A payment reminder is a letter that a company sends to a customer if he has not paid for a rendered service. As the name implies, it should remind the customer of the due payment, because with a payment reminder, the company assumes that the customer has simply forgotten to settle the account. Therefore this letter is very polite in tone. The customer should never be offended or annoyed by the payment reminder.
The payment reminder has no legal consequences. In Germany, in case of an outstanding, due receivable, it is common practice to send three letters before taking any further action, such as filing a legal dunning procedure or appointing a collection agency. The first letter, in its polite form, is often referred to as a payment reminder, because at that time the company still assumes that the customer did not purposely leave the account outstanding. This reminder letter does not yet have any legal consequence. Usually, it is only in the second letter that a linguistically more matter-of-fact request is made to settle the outstanding account. This second document is then called "dunning". A third letter is usually titled "final reminder". There are no prescribed rules for this. Each company decides for itself which escalation steps to take in the dunning procedure and whether it presents a second letter as another payment reminder - without legal consequence - or a dunning letter, with the result that the debtor is thereby put in default (if he is not already in default according to § 286 German Civil Code).
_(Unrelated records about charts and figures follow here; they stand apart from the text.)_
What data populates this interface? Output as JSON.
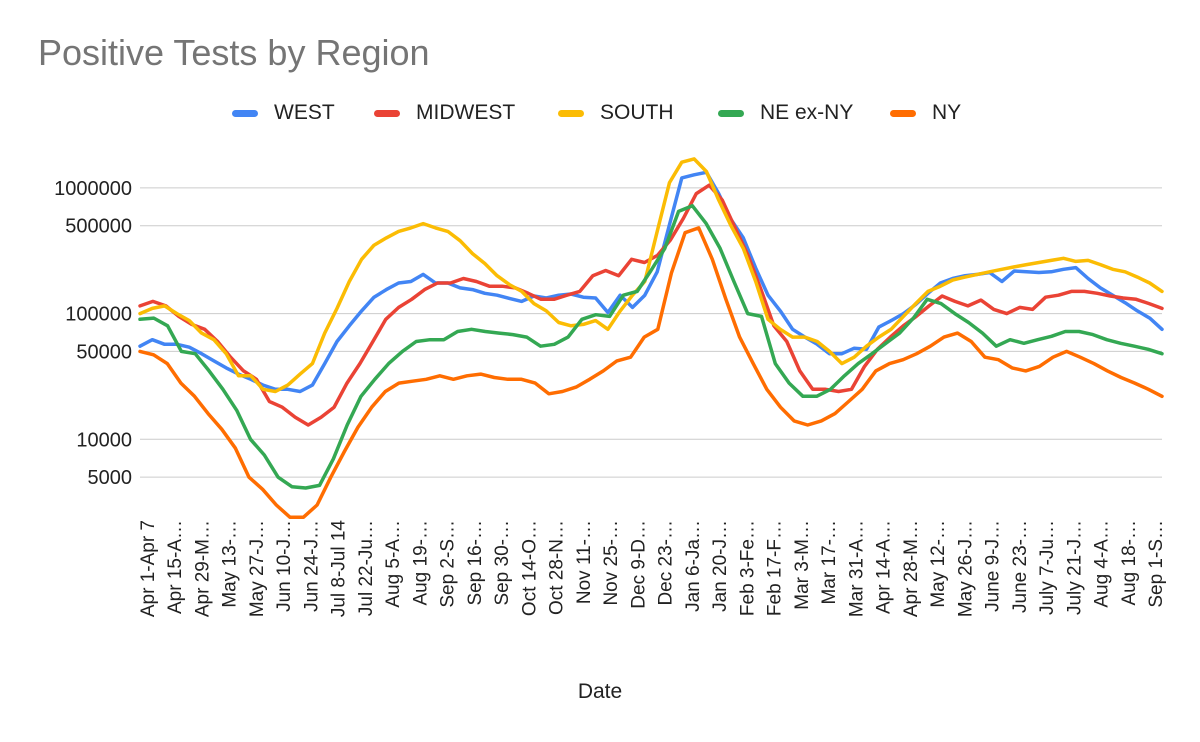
{
  "chart_data": {
    "type": "line",
    "title": "Positive Tests by Region",
    "xlabel": "Date",
    "ylabel": "",
    "y_scale": "log",
    "ylim": [
      2500,
      2000000
    ],
    "y_ticks": [
      {
        "value": 1000000,
        "label": "1000000"
      },
      {
        "value": 500000,
        "label": "500000"
      },
      {
        "value": 100000,
        "label": "100000"
      },
      {
        "value": 50000,
        "label": "50000"
      },
      {
        "value": 10000,
        "label": "10000"
      },
      {
        "value": 5000,
        "label": "5000"
      }
    ],
    "grid": true,
    "legend_position": "top",
    "x_tick_labels": [
      "Apr 1-Apr 7",
      "Apr 15-A…",
      "Apr 29-M…",
      "May 13-…",
      "May 27-J…",
      "Jun 10-J…",
      "Jun 24-J…",
      "Jul 8-Jul 14",
      "Jul 22-Ju…",
      "Aug 5-A…",
      "Aug 19-…",
      "Sep 2-S…",
      "Sep 16-…",
      "Sep 30-…",
      "Oct 14-O…",
      "Oct 28-N…",
      "Nov 11-…",
      "Nov 25-…",
      "Dec 9-D…",
      "Dec 23-…",
      "Jan 6-Ja…",
      "Jan 20-J…",
      "Feb 3-Fe…",
      "Feb 17-F…",
      "Mar 3-M…",
      "Mar 17-…",
      "Mar 31-A…",
      "Apr 14-A…",
      "Apr 28-M…",
      "May 12-…",
      "May 26-J…",
      "June 9-J…",
      "June 23-…",
      "July 7-Ju…",
      "July 21-J…",
      "Aug 4-A…",
      "Aug 18-…",
      "Sep 1-S…"
    ],
    "series": [
      {
        "name": "WEST",
        "color": "#4285f4",
        "values": [
          55000,
          62000,
          57000,
          57000,
          54000,
          48000,
          42000,
          37000,
          33000,
          30000,
          27000,
          25000,
          25000,
          24000,
          27000,
          40000,
          60000,
          80000,
          105000,
          135000,
          155000,
          175000,
          180000,
          205000,
          175000,
          175000,
          160000,
          155000,
          145000,
          140000,
          132000,
          125000,
          138000,
          133000,
          140000,
          143000,
          135000,
          133000,
          102000,
          140000,
          112000,
          140000,
          215000,
          510000,
          1200000,
          1270000,
          1330000,
          900000,
          560000,
          400000,
          230000,
          140000,
          105000,
          75000,
          65000,
          57000,
          48000,
          48000,
          53000,
          52000,
          78000,
          88000,
          100000,
          118000,
          145000,
          175000,
          190000,
          200000,
          205000,
          212000,
          180000,
          218000,
          215000,
          212000,
          215000,
          225000,
          232000,
          190000,
          160000,
          140000,
          122000,
          105000,
          92000,
          75000
        ]
      },
      {
        "name": "MIDWEST",
        "color": "#ea4335",
        "values": [
          115000,
          125000,
          115000,
          95000,
          82000,
          75000,
          60000,
          45000,
          35000,
          30000,
          20000,
          18000,
          15000,
          13000,
          15000,
          18000,
          28000,
          40000,
          60000,
          90000,
          112000,
          130000,
          155000,
          175000,
          175000,
          190000,
          180000,
          165000,
          165000,
          160000,
          145000,
          130000,
          130000,
          140000,
          150000,
          200000,
          220000,
          200000,
          270000,
          255000,
          290000,
          385000,
          570000,
          900000,
          1050000,
          800000,
          480000,
          290000,
          155000,
          80000,
          60000,
          35000,
          25000,
          25000,
          24000,
          25000,
          38000,
          52000,
          65000,
          80000,
          95000,
          115000,
          138000,
          125000,
          115000,
          128000,
          108000,
          100000,
          112000,
          108000,
          135000,
          140000,
          150000,
          150000,
          145000,
          138000,
          133000,
          130000,
          120000,
          110000
        ]
      },
      {
        "name": "SOUTH",
        "color": "#fbbc04",
        "values": [
          100000,
          110000,
          115000,
          100000,
          88000,
          70000,
          62000,
          48000,
          32000,
          32000,
          25000,
          24000,
          27000,
          33000,
          40000,
          70000,
          110000,
          180000,
          270000,
          350000,
          400000,
          450000,
          480000,
          520000,
          480000,
          450000,
          380000,
          300000,
          250000,
          200000,
          170000,
          150000,
          120000,
          105000,
          85000,
          80000,
          82000,
          88000,
          75000,
          105000,
          140000,
          180000,
          450000,
          1100000,
          1600000,
          1700000,
          1350000,
          800000,
          500000,
          330000,
          180000,
          90000,
          75000,
          65000,
          65000,
          60000,
          50000,
          40000,
          45000,
          55000,
          65000,
          75000,
          95000,
          120000,
          150000,
          165000,
          185000,
          195000,
          205000,
          215000,
          225000,
          235000,
          245000,
          255000,
          265000,
          275000,
          260000,
          265000,
          245000,
          225000,
          215000,
          195000,
          175000,
          150000
        ]
      },
      {
        "name": "NE ex-NY",
        "color": "#34a853",
        "values": [
          90000,
          92000,
          80000,
          50000,
          48000,
          35000,
          25000,
          17000,
          10000,
          7500,
          5000,
          4200,
          4100,
          4300,
          7000,
          13000,
          22000,
          30000,
          40000,
          50000,
          60000,
          62000,
          62000,
          72000,
          75000,
          72000,
          70000,
          68000,
          65000,
          55000,
          57000,
          65000,
          90000,
          98000,
          95000,
          140000,
          150000,
          220000,
          330000,
          650000,
          720000,
          520000,
          330000,
          180000,
          100000,
          95000,
          40000,
          28000,
          22000,
          22000,
          25000,
          32000,
          40000,
          48000,
          58000,
          70000,
          92000,
          130000,
          120000,
          100000,
          85000,
          70000,
          55000,
          62000,
          58000,
          62000,
          66000,
          72000,
          72000,
          68000,
          62000,
          58000,
          55000,
          52000,
          48000
        ]
      },
      {
        "name": "NY",
        "color": "#ff6d01",
        "values": [
          50000,
          47000,
          40000,
          28000,
          22000,
          16000,
          12000,
          8500,
          5000,
          4000,
          3000,
          2400,
          2400,
          3000,
          5000,
          8000,
          12500,
          18000,
          24000,
          28000,
          29000,
          30000,
          32000,
          30000,
          32000,
          33000,
          31000,
          30000,
          30000,
          28000,
          23000,
          24000,
          26000,
          30000,
          35000,
          42000,
          45000,
          65000,
          75000,
          210000,
          440000,
          480000,
          270000,
          130000,
          65000,
          40000,
          25000,
          18000,
          14000,
          13000,
          14000,
          16000,
          20000,
          25000,
          35000,
          40000,
          43000,
          48000,
          55000,
          65000,
          70000,
          60000,
          45000,
          43000,
          37000,
          35000,
          38000,
          45000,
          50000,
          45000,
          40000,
          35000,
          31000,
          28000,
          25000,
          22000
        ]
      }
    ]
  }
}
There is no obligation for the procedure to include three different letters. The debtor is in default of payment no later than the first dunning letter. On the one hand, this justifies further measures. On the other hand, the debtor is obligated to compensate the creditor for the damages caused by default (§§ 280, 286 BGB) from the moment he defaults. Incidentally, a debtor can default even without any dunning (§ 286 BGB). This applies if a payment period is specified on the invoice or has been contractually agreed upon. If the debtor has not paid the full invoice due for services rendered before the deadline, he is already in default of payment. The debtor is in default of payment no later than 30 days after the due date and receipt of an invoice or equivalent payment schedule with a corresponding note. From a legal point of view, no dunning is required in this case.
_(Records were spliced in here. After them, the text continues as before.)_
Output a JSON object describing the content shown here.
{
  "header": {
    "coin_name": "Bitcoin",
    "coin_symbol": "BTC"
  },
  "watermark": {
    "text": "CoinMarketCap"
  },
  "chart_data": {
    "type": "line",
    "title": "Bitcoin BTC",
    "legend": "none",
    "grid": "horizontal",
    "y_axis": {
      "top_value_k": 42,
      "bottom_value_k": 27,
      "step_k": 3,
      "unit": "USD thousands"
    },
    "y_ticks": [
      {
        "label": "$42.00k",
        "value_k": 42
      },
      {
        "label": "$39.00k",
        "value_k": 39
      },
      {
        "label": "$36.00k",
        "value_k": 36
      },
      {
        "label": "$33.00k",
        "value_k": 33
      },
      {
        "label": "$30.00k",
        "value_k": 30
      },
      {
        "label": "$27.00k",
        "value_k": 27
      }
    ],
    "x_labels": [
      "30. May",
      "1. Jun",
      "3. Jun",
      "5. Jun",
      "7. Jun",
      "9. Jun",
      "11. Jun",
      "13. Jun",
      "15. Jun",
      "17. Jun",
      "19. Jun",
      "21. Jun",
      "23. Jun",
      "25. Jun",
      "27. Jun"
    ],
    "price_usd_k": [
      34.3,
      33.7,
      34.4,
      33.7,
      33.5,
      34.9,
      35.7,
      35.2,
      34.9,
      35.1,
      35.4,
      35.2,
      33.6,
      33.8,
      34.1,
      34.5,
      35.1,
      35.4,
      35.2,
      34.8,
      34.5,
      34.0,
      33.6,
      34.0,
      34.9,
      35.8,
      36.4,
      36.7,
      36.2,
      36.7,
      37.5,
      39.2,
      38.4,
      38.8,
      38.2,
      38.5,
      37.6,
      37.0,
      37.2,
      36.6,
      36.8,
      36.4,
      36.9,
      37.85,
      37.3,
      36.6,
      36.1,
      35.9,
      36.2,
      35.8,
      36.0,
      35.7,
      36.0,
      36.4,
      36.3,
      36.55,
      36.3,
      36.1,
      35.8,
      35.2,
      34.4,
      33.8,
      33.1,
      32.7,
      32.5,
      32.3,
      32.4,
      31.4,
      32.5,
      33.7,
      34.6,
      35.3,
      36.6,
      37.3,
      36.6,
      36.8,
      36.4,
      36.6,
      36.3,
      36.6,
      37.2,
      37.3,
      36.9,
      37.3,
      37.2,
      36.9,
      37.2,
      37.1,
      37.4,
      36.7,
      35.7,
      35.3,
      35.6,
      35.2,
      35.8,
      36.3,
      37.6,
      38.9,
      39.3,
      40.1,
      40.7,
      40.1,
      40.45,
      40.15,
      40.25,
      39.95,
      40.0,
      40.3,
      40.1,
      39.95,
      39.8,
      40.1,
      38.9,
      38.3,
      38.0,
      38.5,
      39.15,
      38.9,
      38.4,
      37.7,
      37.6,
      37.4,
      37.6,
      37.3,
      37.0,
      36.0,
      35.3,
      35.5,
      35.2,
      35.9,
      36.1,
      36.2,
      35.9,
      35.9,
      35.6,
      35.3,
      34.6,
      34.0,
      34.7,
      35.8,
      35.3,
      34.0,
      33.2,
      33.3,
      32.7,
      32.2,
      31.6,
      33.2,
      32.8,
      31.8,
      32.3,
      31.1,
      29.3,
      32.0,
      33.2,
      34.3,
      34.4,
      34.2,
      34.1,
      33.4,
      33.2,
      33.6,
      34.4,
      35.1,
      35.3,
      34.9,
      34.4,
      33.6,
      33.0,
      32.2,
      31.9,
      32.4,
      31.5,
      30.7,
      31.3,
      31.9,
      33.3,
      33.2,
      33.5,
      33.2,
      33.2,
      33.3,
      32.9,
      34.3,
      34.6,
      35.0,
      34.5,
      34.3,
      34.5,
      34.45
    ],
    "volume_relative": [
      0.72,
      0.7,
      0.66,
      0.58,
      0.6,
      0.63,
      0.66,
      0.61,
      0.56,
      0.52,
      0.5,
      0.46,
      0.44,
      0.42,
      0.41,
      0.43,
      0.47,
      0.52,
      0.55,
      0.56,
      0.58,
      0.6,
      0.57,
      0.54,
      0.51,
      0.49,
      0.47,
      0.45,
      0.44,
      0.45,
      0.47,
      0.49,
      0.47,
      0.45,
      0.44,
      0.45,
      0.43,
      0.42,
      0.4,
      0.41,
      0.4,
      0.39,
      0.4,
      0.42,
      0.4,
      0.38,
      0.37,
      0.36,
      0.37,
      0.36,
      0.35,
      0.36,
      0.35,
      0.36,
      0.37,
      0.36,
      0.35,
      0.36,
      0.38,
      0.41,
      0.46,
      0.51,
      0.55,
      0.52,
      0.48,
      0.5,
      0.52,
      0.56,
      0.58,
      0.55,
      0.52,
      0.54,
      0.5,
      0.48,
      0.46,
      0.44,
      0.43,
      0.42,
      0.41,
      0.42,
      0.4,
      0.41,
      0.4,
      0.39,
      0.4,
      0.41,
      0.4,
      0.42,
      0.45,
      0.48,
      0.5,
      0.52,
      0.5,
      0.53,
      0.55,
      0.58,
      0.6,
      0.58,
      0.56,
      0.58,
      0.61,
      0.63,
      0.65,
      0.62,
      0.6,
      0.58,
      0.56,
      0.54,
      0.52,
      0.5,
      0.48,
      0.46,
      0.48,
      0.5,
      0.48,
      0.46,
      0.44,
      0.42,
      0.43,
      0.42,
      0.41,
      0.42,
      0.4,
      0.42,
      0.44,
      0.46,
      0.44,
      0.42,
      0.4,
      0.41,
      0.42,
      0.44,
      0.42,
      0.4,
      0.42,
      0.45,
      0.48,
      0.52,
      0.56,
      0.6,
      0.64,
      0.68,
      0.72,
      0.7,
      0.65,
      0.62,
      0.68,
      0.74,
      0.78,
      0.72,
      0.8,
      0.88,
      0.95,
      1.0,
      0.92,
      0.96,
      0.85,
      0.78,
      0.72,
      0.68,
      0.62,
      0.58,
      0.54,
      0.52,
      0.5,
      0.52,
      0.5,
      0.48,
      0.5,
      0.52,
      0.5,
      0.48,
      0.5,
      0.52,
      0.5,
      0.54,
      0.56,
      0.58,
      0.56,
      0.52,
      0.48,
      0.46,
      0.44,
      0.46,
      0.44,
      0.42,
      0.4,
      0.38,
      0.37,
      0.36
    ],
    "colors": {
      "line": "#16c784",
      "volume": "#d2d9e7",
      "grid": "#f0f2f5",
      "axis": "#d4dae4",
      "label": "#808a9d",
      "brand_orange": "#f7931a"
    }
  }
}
The referenced damages caused by default include dunning costs. If the debtor only defaults with dunning, no costs may be charged for this first dunning ("default-based dunning"). However, damages caused by default also include other items, such as interest on the principal claim. All costs arising from the collection of the receivable also count as damages caused by default and must be compensated to the creditor by the debtor. Also, the costs of hiring a collection service provider must ultimately be borne by the debtor. The same applies to all costs arising from a legal dunning procedure. The creditor must first pay the court costs himself (he pays an advance). However, these are later fully incorporated in the ancillary claim.
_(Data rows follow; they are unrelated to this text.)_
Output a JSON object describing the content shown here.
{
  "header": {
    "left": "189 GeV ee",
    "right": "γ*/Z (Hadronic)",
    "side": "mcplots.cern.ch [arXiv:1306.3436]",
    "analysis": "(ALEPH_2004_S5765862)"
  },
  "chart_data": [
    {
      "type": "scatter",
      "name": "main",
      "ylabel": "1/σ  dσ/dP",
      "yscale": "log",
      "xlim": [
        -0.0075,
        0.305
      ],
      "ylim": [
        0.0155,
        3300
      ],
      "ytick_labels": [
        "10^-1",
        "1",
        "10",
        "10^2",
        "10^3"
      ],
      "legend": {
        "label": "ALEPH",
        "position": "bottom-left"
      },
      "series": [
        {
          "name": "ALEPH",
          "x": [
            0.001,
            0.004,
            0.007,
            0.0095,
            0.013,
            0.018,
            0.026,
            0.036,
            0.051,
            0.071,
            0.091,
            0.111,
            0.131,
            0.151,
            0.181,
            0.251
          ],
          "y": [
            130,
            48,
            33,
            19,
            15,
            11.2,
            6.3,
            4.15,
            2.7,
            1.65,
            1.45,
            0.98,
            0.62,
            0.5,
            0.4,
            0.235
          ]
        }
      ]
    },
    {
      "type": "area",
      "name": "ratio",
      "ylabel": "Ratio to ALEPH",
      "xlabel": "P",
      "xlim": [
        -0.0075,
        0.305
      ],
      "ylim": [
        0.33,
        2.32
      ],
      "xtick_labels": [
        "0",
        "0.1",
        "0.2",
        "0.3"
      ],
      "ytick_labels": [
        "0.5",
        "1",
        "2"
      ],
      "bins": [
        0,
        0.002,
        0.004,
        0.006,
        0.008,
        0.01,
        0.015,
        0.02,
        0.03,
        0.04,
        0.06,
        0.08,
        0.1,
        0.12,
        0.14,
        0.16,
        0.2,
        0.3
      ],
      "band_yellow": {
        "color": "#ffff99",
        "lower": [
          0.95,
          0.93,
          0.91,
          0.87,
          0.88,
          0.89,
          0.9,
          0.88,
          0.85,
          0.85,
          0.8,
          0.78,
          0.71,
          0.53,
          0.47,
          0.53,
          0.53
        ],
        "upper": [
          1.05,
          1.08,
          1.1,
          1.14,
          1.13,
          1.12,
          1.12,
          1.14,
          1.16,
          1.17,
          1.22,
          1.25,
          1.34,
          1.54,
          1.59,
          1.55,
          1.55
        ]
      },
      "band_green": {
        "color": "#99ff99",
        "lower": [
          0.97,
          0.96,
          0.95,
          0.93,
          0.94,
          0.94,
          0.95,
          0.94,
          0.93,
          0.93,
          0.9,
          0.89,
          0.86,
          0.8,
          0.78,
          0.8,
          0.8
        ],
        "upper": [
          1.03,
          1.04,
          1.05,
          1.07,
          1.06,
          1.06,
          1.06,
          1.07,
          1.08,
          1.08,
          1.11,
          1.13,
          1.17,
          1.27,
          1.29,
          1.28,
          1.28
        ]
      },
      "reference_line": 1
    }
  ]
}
In this light, it is much better to respond to the friendly payment reminder from a business partner and settle the outstanding account. When a creditor sends a payment reminder, it is purely a gesture of goodwill.
A dunning always contains the following information: outstanding amount of the original invoice and the service rendered. In addition, the invoice number, the date, the recipient, and the sender should be stated. Often, the claiming company also grants its customer a new deadline for the due payment. A polite but definite claim for settlement of the due invoice is also part of a dunning. A dunning does not necessarily have to be sent by post. It can also be send by email.